Specific weight and specific gravity are fundamental concepts in physics and engineering, often encountered when analyzing fluid behavior and material properties. While frequently used interchangeably in casual conversation, these terms have distinct meanings and applications in technical contexts. Understanding the difference between specific weight, defined as weight per unit volume, and specific gravity, defined as the ratio of a substance's density to a reference density, is crucial for accurate calculations in fields ranging from hydraulics to material science.
Defining Specific Weight
Specific weight, denoted by the Greek letter gamma (γ), is a measure of the force of gravity acting on a unit volume of a substance. It is an intensive property, meaning it does not depend on the amount of material present. The formula for specific weight is derived from the definition of weight, which is mass multiplied by the acceleration due to gravity (g).

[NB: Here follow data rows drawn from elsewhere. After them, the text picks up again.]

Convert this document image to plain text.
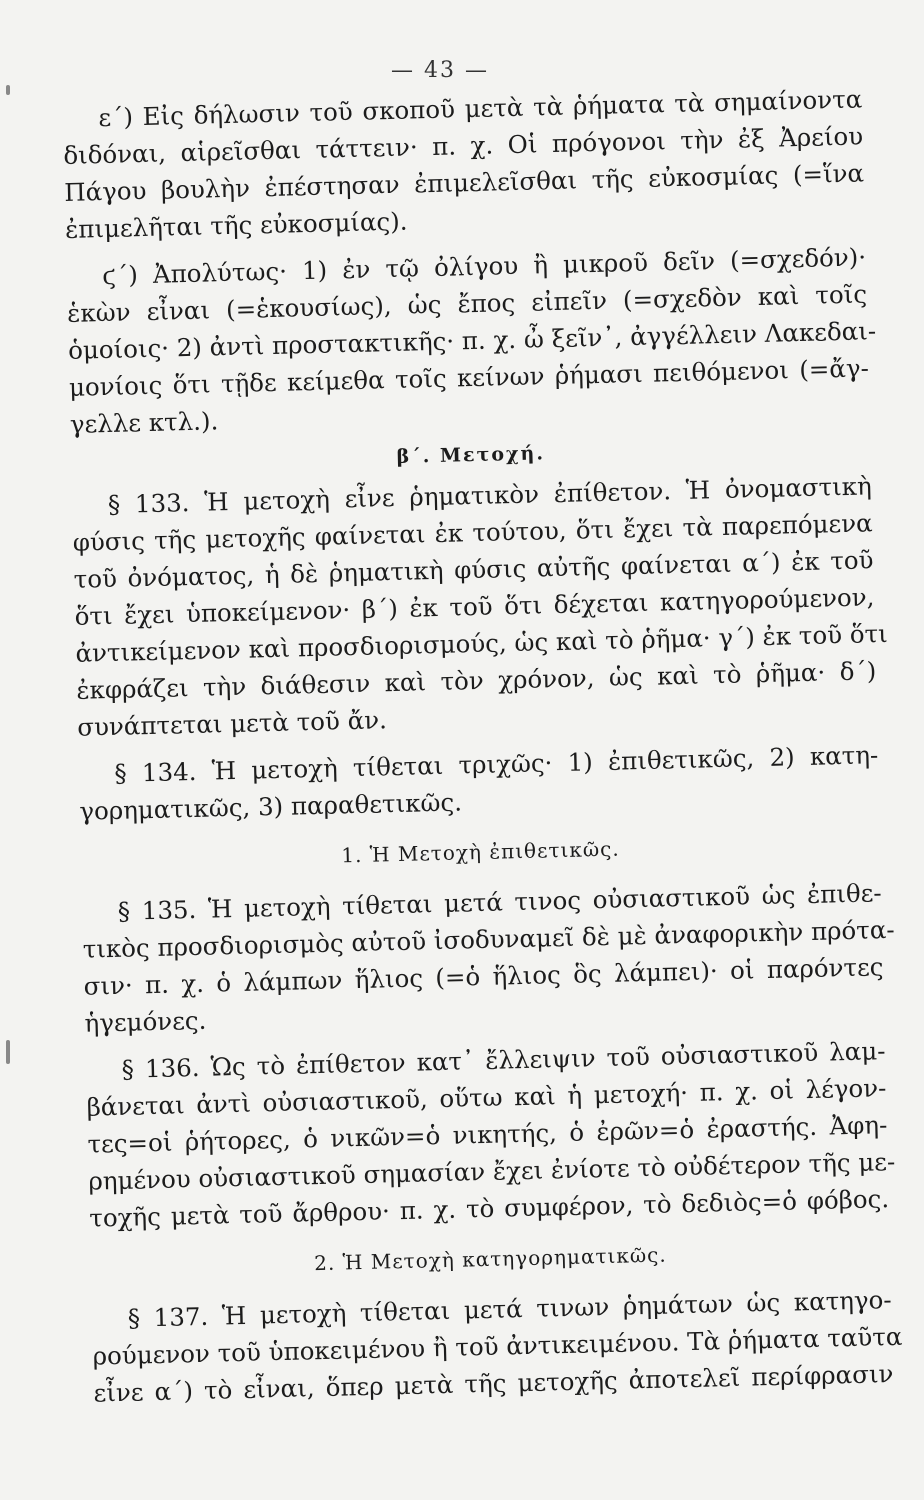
— 43 —
ε΄) Εἰς δήλωσιν τοῦ σκοποῦ μετὰ τὰ ῥήματα τὰ σημαίνοντα
διδόναι, αἱρεῖσθαι τάττειν· π. χ. Οἱ πρόγονοι τὴν ἐξ Ἀρείου
Πάγου βουλὴν ἐπέστησαν ἐπιμελεῖσθαι τῆς εὐκοσμίας (=ἵνα
ἐπιμελῆται τῆς εὐκοσμίας).
ϛ΄) Ἀπολύτως· 1) ἐν τῷ ὀλίγου ἢ μικροῦ δεῖν (=σχεδόν)·
ἑκὼν εἶναι (=ἑκουσίως), ὡς ἔπος εἰπεῖν (=σχεδὸν καὶ τοῖς
ὁμοίοις· 2) ἀντὶ προστακτικῆς· π. χ. ὦ ξεῖν᾽, ἀγγέλλειν Λακεδαι-
μονίοις ὅτι τῇδε κείμεθα τοῖς κείνων ῥήμασι πειθόμενοι (=ἄγ-
γελλε κτλ.).
β΄. Μετοχή.
§ 133. Ἡ μετοχὴ εἶνε ῥηματικὸν ἐπίθετον. Ἡ ὀνομαστικὴ
φύσις τῆς μετοχῆς φαίνεται ἐκ τούτου, ὅτι ἔχει τὰ παρεπόμενα
τοῦ ὀνόματος, ἡ δὲ ῥηματικὴ φύσις αὐτῆς φαίνεται α΄) ἐκ τοῦ
ὅτι ἔχει ὑποκείμενον· β΄) ἐκ τοῦ ὅτι δέχεται κατηγορούμενον,
ἀντικείμενον καὶ προσδιορισμούς, ὡς καὶ τὸ ῥῆμα· γ΄) ἐκ τοῦ ὅτι
ἐκφράζει τὴν διάθεσιν καὶ τὸν χρόνον, ὡς καὶ τὸ ῥῆμα· δ΄)
συνάπτεται μετὰ τοῦ ἄν.
§ 134. Ἡ μετοχὴ τίθεται τριχῶς· 1) ἐπιθετικῶς, 2) κατη-
γορηματικῶς, 3) παραθετικῶς.
1. Ἡ Μετοχὴ ἐπιθετικῶς.
§ 135. Ἡ μετοχὴ τίθεται μετά τινος οὐσιαστικοῦ ὡς ἐπιθε-
τικὸς προσδιορισμὸς αὐτοῦ ἰσοδυναμεῖ δὲ μὲ ἀναφορικὴν πρότα-
σιν· π. χ. ὁ λάμπων ἥλιος (=ὁ ἥλιος ὃς λάμπει)· οἱ παρόντες
ἡγεμόνες.
§ 136. Ὡς τὸ ἐπίθετον κατ᾽ ἔλλειψιν τοῦ οὐσιαστικοῦ λαμ-
βάνεται ἀντὶ οὐσιαστικοῦ, οὕτω καὶ ἡ μετοχή· π. χ. οἱ λέγον-
τες=οἱ ῥήτορες, ὁ νικῶν=ὁ νικητής, ὁ ἐρῶν=ὁ ἐραστής. Ἀφη-
ρημένου οὐσιαστικοῦ σημασίαν ἔχει ἐνίοτε τὸ οὐδέτερον τῆς με-
τοχῆς μετὰ τοῦ ἄρθρου· π. χ. τὸ συμφέρον, τὸ δεδιὸς=ὁ φόβος.
2. Ἡ Μετοχὴ κατηγορηματικῶς.
§ 137. Ἡ μετοχὴ τίθεται μετά τινων ῥημάτων ὡς κατηγο-
ρούμενον τοῦ ὑποκειμένου ἢ τοῦ ἀντικειμένου. Τὰ ῥήματα ταῦτα
εἶνε α΄) τὸ εἶναι, ὅπερ μετὰ τῆς μετοχῆς ἀποτελεῖ περίφρασιν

Therefore, specific weight is calculated by multiplying the material's density (ρ) by the gravitational acceleration, expressed as γ = ρg. The standard unit of measurement in the International System of Units (SI) is the newton per cubic meter (N/m³), while in the imperial system, it is often expressed as pounds per cubic foot (lb/ft³).
The Concept of Specific Gravity
Specific gravity, also known as relative density, is a dimensionless quantity that compares the density of a substance to the density of a reference material, typically water at 4 degrees Celsius. Because it is a ratio of two densities, specific gravity has no units. The formula is simply the density of the substance divided by the density of the reference liquid. If a substance has a specific gravity less than 1, it is less dense than water and will float; a value greater than 1 indicates it is denser than water and will sink. This principle is fundamental in fields like geology and mineralogy for identifying minerals based on their density relative to water.

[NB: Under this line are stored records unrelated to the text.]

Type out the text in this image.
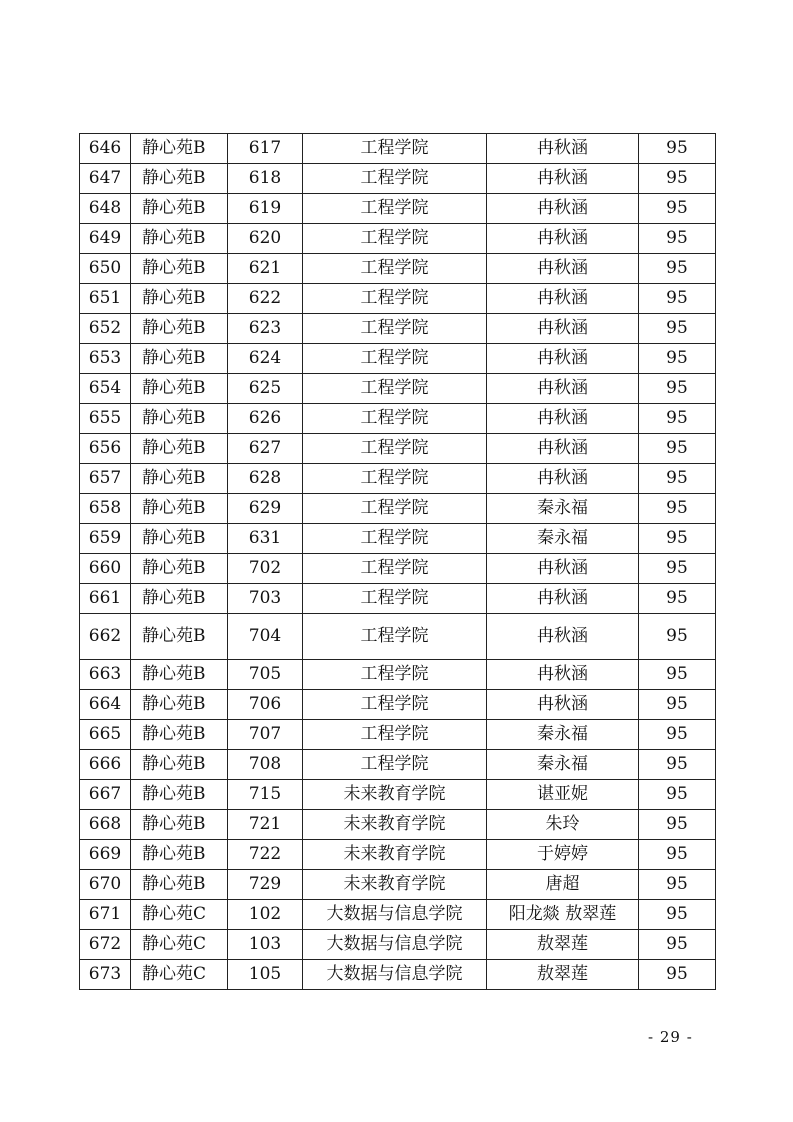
646	静心苑B	617	工程学院	冉秋涵	95
647	静心苑B	618	工程学院	冉秋涵	95
648	静心苑B	619	工程学院	冉秋涵	95
649	静心苑B	620	工程学院	冉秋涵	95
650	静心苑B	621	工程学院	冉秋涵	95
651	静心苑B	622	工程学院	冉秋涵	95
652	静心苑B	623	工程学院	冉秋涵	95
653	静心苑B	624	工程学院	冉秋涵	95
654	静心苑B	625	工程学院	冉秋涵	95
655	静心苑B	626	工程学院	冉秋涵	95
656	静心苑B	627	工程学院	冉秋涵	95
657	静心苑B	628	工程学院	冉秋涵	95
658	静心苑B	629	工程学院	秦永福	95
659	静心苑B	631	工程学院	秦永福	95
660	静心苑B	702	工程学院	冉秋涵	95
661	静心苑B	703	工程学院	冉秋涵	95
662	静心苑B	704	工程学院	冉秋涵	95
663	静心苑B	705	工程学院	冉秋涵	95
664	静心苑B	706	工程学院	冉秋涵	95
665	静心苑B	707	工程学院	秦永福	95
666	静心苑B	708	工程学院	秦永福	95
667	静心苑B	715	未来教育学院	谌亚妮	95
668	静心苑B	721	未来教育学院	朱玲	95
669	静心苑B	722	未来教育学院	于婷婷	95
670	静心苑B	729	未来教育学院	唐超	95
671	静心苑C	102	大数据与信息学院	阳龙燚 敖翠莲	95
672	静心苑C	103	大数据与信息学院	敖翠莲	95
673	静心苑C	105	大数据与信息学院	敖翠莲	95
- 29 -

Key Differences Between the Two
Dimensional Nature: Specific weight is a dimensional quantity with units of force per volume, while specific gravity is a dimensionless ratio.

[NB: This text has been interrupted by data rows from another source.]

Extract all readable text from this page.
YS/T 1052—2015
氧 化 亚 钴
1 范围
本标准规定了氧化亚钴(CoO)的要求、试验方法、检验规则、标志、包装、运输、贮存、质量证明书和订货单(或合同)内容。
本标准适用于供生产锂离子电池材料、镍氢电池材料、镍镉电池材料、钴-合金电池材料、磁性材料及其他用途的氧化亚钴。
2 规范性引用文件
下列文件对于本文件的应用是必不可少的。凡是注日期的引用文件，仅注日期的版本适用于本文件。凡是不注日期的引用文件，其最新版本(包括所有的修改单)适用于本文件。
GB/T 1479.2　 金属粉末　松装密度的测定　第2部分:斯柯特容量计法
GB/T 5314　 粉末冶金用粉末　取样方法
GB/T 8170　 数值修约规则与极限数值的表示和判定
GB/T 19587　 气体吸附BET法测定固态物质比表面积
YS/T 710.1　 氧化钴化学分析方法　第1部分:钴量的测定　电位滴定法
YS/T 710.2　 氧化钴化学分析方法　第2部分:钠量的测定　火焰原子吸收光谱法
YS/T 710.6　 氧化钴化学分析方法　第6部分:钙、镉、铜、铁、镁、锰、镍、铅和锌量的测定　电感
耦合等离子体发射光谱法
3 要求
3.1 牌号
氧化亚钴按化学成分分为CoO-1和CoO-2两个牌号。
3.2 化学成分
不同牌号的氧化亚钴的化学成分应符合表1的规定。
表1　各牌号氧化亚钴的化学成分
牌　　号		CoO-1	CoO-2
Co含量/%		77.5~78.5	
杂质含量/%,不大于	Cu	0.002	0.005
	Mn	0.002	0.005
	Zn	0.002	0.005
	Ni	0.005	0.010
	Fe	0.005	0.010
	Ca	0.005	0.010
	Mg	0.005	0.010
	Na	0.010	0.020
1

Dependence on Gravity: Specific weight is directly dependent on the local gravitational acceleration, meaning it would change on the Moon or another planet. Specific gravity, being a ratio, is independent of gravity and remains constant regardless of location.
Application: Specific weight is essential in calculations involving forces, such as determining the pressure exerted by a column of fluid. Specific gravity is primarily used for material identification, quality control, and comparing the densities of different substances.
Practical Applications in Engineering
Both specific weight and specific gravity play vital roles in practical engineering scenarios. In civil engineering, specific weight is critical for calculating the loads exerted by soil and water in foundation design and earth retaining structures. For instance, the buoyant force exerted by a fluid on a submerged object is determined by the specific weight of the fluid. In fluid mechanics, specific weight is used to convert between pressure and head, which is essential for designing pumps, pipelines, and hydraulic systems.
Conversion and Calculation
Converting between specific weight and specific gravity is straightforward. To find the specific weight from the specific gravity of a substance, you multiply the specific gravity by the specific weight of the reference fluid (usually water). At 4°C, the specific weight of water is approximately 9806.65 N/m³ in SI units or 62.43 lb/ft³ in imperial units. Conversely, to find the specific gravity from specific weight, you divide the substance's specific weight by the specific weight of water. This conversion allows engineers to seamlessly switch between these values depending on the requirements of their calculations.